Testing should not be the end of the process and a test that did not achieve expected results should not be viewed as a failure. This is an opportunity to make the DR/BC Plan better. There are no failures, just opportunities for improvement. Remember that the objective of testing is to ensure the continuity of business, safety of your people and restoration of your data in the face of a disaster. A failed test shows you what part of the plan did not work, so you can improve that part to ensure success in an actual crisis.
So how do you execute an objectives disaster recovery test? It is a process:
- Dissemination of the scenario
- Declare the disaster
- Implement mock recovery activities
- Monitor the progress
- Document the work performed, timing and problems encountered
- Orderly completion of the test and documentation of the results
- Immediate analysis of the results
Disseminate the scenario. No surprise testing, tell the participants of the test the scenario of the test. What objectives are you testing and how are you going to conduct the test.
Declare the disaster. Inform the whole organization that disaster recovery testing is being performed. At time to start the test, declare the disaster has occurred and kick off the testing procedures.
Implement mock recovery activities. Any activities that cannot actually be performed can be mocked. If you are not bringing in actual replacement servers, you can actually send someone to retrieve off-site data backups. This will verify they know where to go to retrieve them and that they have access to them. There is nothing worse than to have one or two names on an access list to your off-site storage and those one or two individuals not be available.

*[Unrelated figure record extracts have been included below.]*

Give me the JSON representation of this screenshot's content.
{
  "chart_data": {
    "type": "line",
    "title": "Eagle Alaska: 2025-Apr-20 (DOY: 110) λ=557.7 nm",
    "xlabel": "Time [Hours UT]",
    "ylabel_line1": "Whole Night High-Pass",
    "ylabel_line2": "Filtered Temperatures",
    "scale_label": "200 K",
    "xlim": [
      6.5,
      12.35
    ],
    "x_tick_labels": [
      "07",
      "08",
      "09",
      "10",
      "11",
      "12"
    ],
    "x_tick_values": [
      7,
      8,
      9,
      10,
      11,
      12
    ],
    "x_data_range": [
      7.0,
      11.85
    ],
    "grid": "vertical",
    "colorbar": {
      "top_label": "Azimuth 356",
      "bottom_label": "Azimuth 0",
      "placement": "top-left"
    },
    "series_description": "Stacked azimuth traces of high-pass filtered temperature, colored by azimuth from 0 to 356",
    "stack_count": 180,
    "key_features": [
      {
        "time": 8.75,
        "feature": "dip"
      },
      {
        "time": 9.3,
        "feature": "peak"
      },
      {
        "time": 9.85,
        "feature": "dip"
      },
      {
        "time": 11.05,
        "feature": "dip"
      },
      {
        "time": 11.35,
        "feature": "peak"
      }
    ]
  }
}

Monitor and document. Monitor activities, verify everyone knows their duties and performs them in proper order, if needed. Do not allow auditors to interfere or interact in the process. Do not allow by-standers. Hand them a clipboard and have them document activities. Document the work that is performed, timing of such and the results of the work, including any issues that resulted.
Orderly completion of the test and immediate analysis. Call an end to the test. Gather the participants in a conference room and immediately document and analyze the results. Do not allow people to rethink steps, or think what they should have done. Do not allow for lapse of memory before documenting the results. Analyze what actually happened during the test. Document the results of the test for management.
Now go back to the Disaster Recovery Plan and see if it needs revised due to the results of the test. Then begin preparation of your next test. Remember to test only a subset of objectives. Test regularly and on a schedule, having all objectives tested annually. Testing should occur after any significant change in business or infrastructure; and make allowances for re-testing in your schedule.
Keep in mind that an effective Disaster Recovery Plan is not just an IT solution, it is an IT business solution to an issue that every business faces. Only 50% of organizations even have a Disaster Recovery/Business Continuity Plan. Of those, fewer that 50% do any kind of testing of the plan, which in effect is like having no plan at all. Today, with growing organizational dependence on information technology strategy, systems and TI solutions; the potentially devastating impact of man-made and natural disasters on business processes and finances, and employee well being is now greater than ever. It is estimated that up to 80 percent of companies without a well-conceived and tested business continuity plan go out of business within two years of a major disaster. Make sure this doesn’t happen to your business.